Lenovo ThinkPad X1 Yoga Gen 2 (2017) Review: Nearly Perfect With OLED
ThinkPad X1 Yoga Gen 2 Software And User Experience
On the display side, however, professional workstation types will appreciate having a number of color presets to work with for the system's punchy OLED display, that does support 100 percent of the sRGB color gamut. These presets adjust color space coverage, gamma, and white balance. Photo Pro is a setting we'd work with a lot here as it does seem to dial up gamma without over-saturating images and looks just a touch more balanced. This setting targets the AdobeRGB color space. The Native setting seems a touch too punchy actually, and if you'd rather tame things down a little more, go with Standard. As always, for real color accuracy requirements, we'd suggest plugging in a colorimeter and calibrating the display manually. However, for the average professional, these quick settings from Lenovo are close enough for rock 'n roll, as they say.

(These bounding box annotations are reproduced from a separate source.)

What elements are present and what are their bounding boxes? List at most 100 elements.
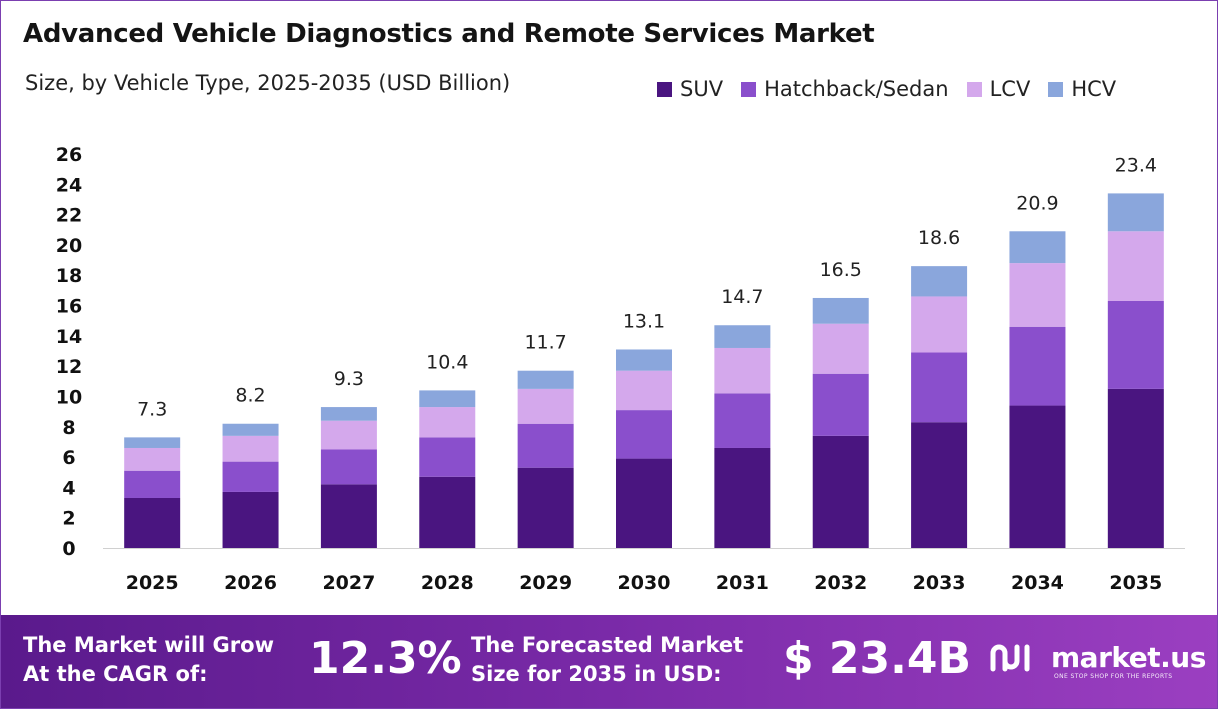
legend-label-suv: SUV [680, 77, 724, 101]
bar-segment-lcv [222, 435, 279, 462]
bar-total-label: 13.1 [623, 310, 665, 332]
bar-segment-hatchback-sedan [517, 423, 574, 468]
bar-segment-hatchback-sedan [1009, 326, 1066, 406]
bar-total-label: 9.3 [334, 368, 364, 390]
bar-total-label: 7.3 [137, 398, 167, 420]
bar-segment-suv [419, 476, 476, 548]
bar-segment-lcv [1009, 263, 1066, 327]
chart-subtitle: Size, by Vehicle Type, 2025-2035 (USD Bi… [25, 71, 511, 95]
brand-name: market.us [1051, 640, 1206, 674]
bar-segment-lcv [911, 296, 968, 353]
x-tick-label: 2032 [814, 572, 867, 594]
legend-swatch-suv [657, 81, 672, 97]
y-tick-label: 4 [62, 477, 75, 499]
bar-segment-suv [1107, 388, 1164, 548]
bar-segment-hcv [419, 390, 476, 408]
bar-total-label: 18.6 [918, 227, 960, 249]
bar-segment-lcv [419, 407, 476, 438]
legend-swatch-hatchback-sedan [741, 81, 757, 97]
bar-segment-hcv [320, 407, 377, 421]
x-tick-label: 2029 [519, 572, 572, 594]
x-tick-label: 2033 [913, 572, 966, 594]
bar-segment-hatchback-sedan [812, 373, 869, 436]
x-tick-label: 2035 [1109, 572, 1162, 594]
cagr-caption-line1: The Market will Grow [23, 633, 274, 657]
bar-segment-lcv [124, 447, 181, 471]
legend-item-hatchback-sedan: Hatchback/Sedan [741, 77, 949, 101]
bar-segment-suv [320, 484, 377, 548]
bar-segment-suv [616, 458, 672, 548]
chart-legend: SUV Hatchback/Sedan LCV HCV [657, 77, 1134, 101]
bars-group: 7.3 8.2 9.3 10.4 11.7 13.1 14.7 16.5 18.6 20.9 23.… [124, 154, 1164, 548]
bar-segment-suv [911, 422, 968, 548]
y-tick-label: 0 [62, 538, 75, 560]
bar-segment-suv [222, 491, 279, 548]
bar-segment-hatchback-sedan [222, 461, 279, 492]
cagr-value: 12.3% [309, 633, 462, 684]
bar-segment-hatchback-sedan [419, 437, 476, 477]
bar-segment-hcv [616, 349, 672, 371]
bar-total-label: 16.5 [820, 259, 862, 281]
legend-label-lcv: LCV [989, 77, 1031, 101]
y-tick-label: 20 [56, 235, 82, 257]
bar-segment-lcv [517, 388, 574, 424]
cagr-caption-line2: At the CAGR of: [23, 662, 208, 686]
y-tick-label: 12 [56, 356, 82, 378]
bar-segment-hcv [124, 437, 181, 448]
cagr-caption: The Market will Grow At the CAGR of: [23, 631, 274, 689]
bar-total-label: 23.4 [1115, 154, 1157, 176]
bar-segment-lcv [812, 323, 869, 374]
y-tick-label: 16 [56, 296, 82, 318]
x-axis: 2025 2026 2027 2028 2029 2030 2031 2032 2033 2034… [103, 548, 1185, 594]
bar-segment-hatchback-sedan [320, 449, 377, 485]
bar-segment-hcv [1107, 193, 1164, 232]
bar-segment-hatchback-sedan [1107, 300, 1164, 389]
bar-segment-hatchback-sedan [124, 470, 181, 498]
y-tick-label: 8 [62, 417, 75, 439]
y-tick-label: 24 [56, 174, 82, 196]
bar-segment-hcv [517, 370, 574, 389]
y-tick-label: 2 [62, 508, 75, 530]
y-tick-label: 26 [56, 144, 82, 166]
x-tick-label: 2028 [421, 572, 474, 594]
brand-tagline: ONE STOP SHOP FOR THE REPORTS [1054, 673, 1173, 680]
bar-segment-hatchback-sedan [616, 410, 672, 459]
forecast-caption: The Forecasted Market Size for 2035 in U… [471, 631, 743, 689]
bar-segment-suv [812, 435, 869, 548]
bar-segment-suv [124, 497, 181, 548]
market-us-logo-icon [990, 644, 1030, 672]
brand-logo: market.us [989, 639, 1206, 675]
bar-segment-hcv [1009, 231, 1066, 264]
y-tick-label: 6 [62, 447, 75, 469]
bar-segment-hatchback-sedan [911, 352, 968, 423]
bar-segment-suv [1009, 405, 1066, 548]
forecast-value: $ 23.4B [783, 633, 972, 684]
bar-segment-lcv [320, 420, 377, 450]
y-tick-label: 10 [56, 386, 82, 408]
bar-segment-lcv [616, 370, 672, 411]
x-tick-label: 2025 [126, 572, 179, 594]
forecast-caption-line2: Size for 2035 in USD: [471, 662, 722, 686]
legend-label-hatchback-sedan: Hatchback/Sedan [764, 77, 949, 101]
legend-item-hcv: HCV [1048, 77, 1116, 101]
bar-total-label: 14.7 [721, 286, 763, 308]
legend-label-hcv: HCV [1071, 77, 1117, 101]
forecast-caption-line1: The Forecasted Market [471, 633, 744, 657]
x-tick-label: 2026 [224, 572, 277, 594]
x-tick-label: 2030 [618, 572, 671, 594]
footer-banner: The Market will Grow At the CAGR of: 12.… [1, 615, 1217, 708]
bar-total-label: 11.7 [524, 332, 566, 354]
bar-segment-suv [714, 447, 771, 548]
bar-total-label: 8.2 [235, 385, 265, 407]
bar-segment-hcv [812, 297, 869, 324]
legend-item-suv: SUV [657, 77, 723, 101]
bar-segment-lcv [1107, 231, 1164, 301]
bar-segment-hcv [714, 325, 771, 348]
bar-segment-hatchback-sedan [714, 393, 771, 448]
x-tick-label: 2027 [322, 572, 375, 594]
y-tick-label: 14 [56, 326, 82, 348]
x-tick-label: 2031 [716, 572, 769, 594]
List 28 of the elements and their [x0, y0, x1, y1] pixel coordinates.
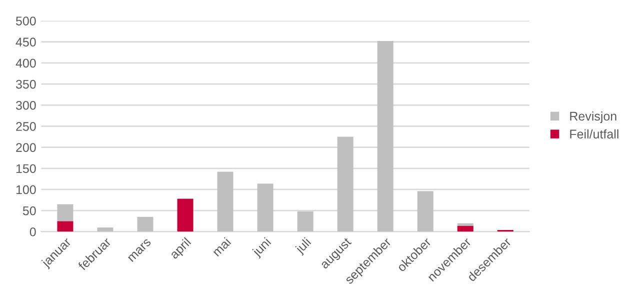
y-tick-label: 500	[16, 16, 36, 26]
y-tick-label: 450	[16, 38, 36, 47]
y-tick-label: 400	[16, 58, 36, 68]
y-tick-label: 350	[16, 80, 36, 89]
bar	[217, 172, 234, 232]
bar	[417, 191, 434, 232]
bar	[57, 221, 74, 232]
y-tick-label: 50	[22, 206, 36, 216]
y-tick-label: 200	[16, 143, 36, 152]
bar	[297, 211, 314, 232]
y-tick-label: 100	[16, 185, 36, 194]
y-tick-label: 0	[30, 227, 36, 236]
legend-label: Revisjon	[570, 111, 616, 124]
bar	[257, 184, 274, 232]
bar	[337, 136, 354, 232]
bar	[177, 198, 194, 232]
bar	[457, 226, 474, 232]
bar	[137, 216, 154, 232]
x-tick-label: juli	[294, 237, 313, 256]
bar	[57, 204, 74, 222]
y-tick-label: 150	[16, 164, 36, 174]
x-tick-label: mai	[212, 237, 232, 257]
bar	[457, 223, 474, 226]
y-tick-label: 250	[16, 122, 36, 131]
legend-label: Feil/utfall	[570, 129, 618, 139]
y-tick-label: 300	[16, 100, 36, 110]
bar	[97, 227, 114, 232]
bar	[377, 41, 394, 232]
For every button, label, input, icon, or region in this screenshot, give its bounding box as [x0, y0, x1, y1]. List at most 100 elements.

ThinkPad Pen Pro And Windows Ink Workspace
Another input option you get with the ThinkPad X1 Yoga, beyond its great keyboard, is the ThinkPad Pen Pro. The pen has 2048 levels of pressure sensitivity, and it does a really nice job of precision tracking of strokes on the display and sensing pressure to determine line thickness. It also has left and right-click buttons and because it uses Active Capacitive input technology, there's no need for a digitizer to be integrated into the display, adding to cost and possibly affecting image quality. All told, the ThinkPad Pen Pro, though a bit of a tongue-twister, works quite well, especially in the Windows 10 Ink Workspace app.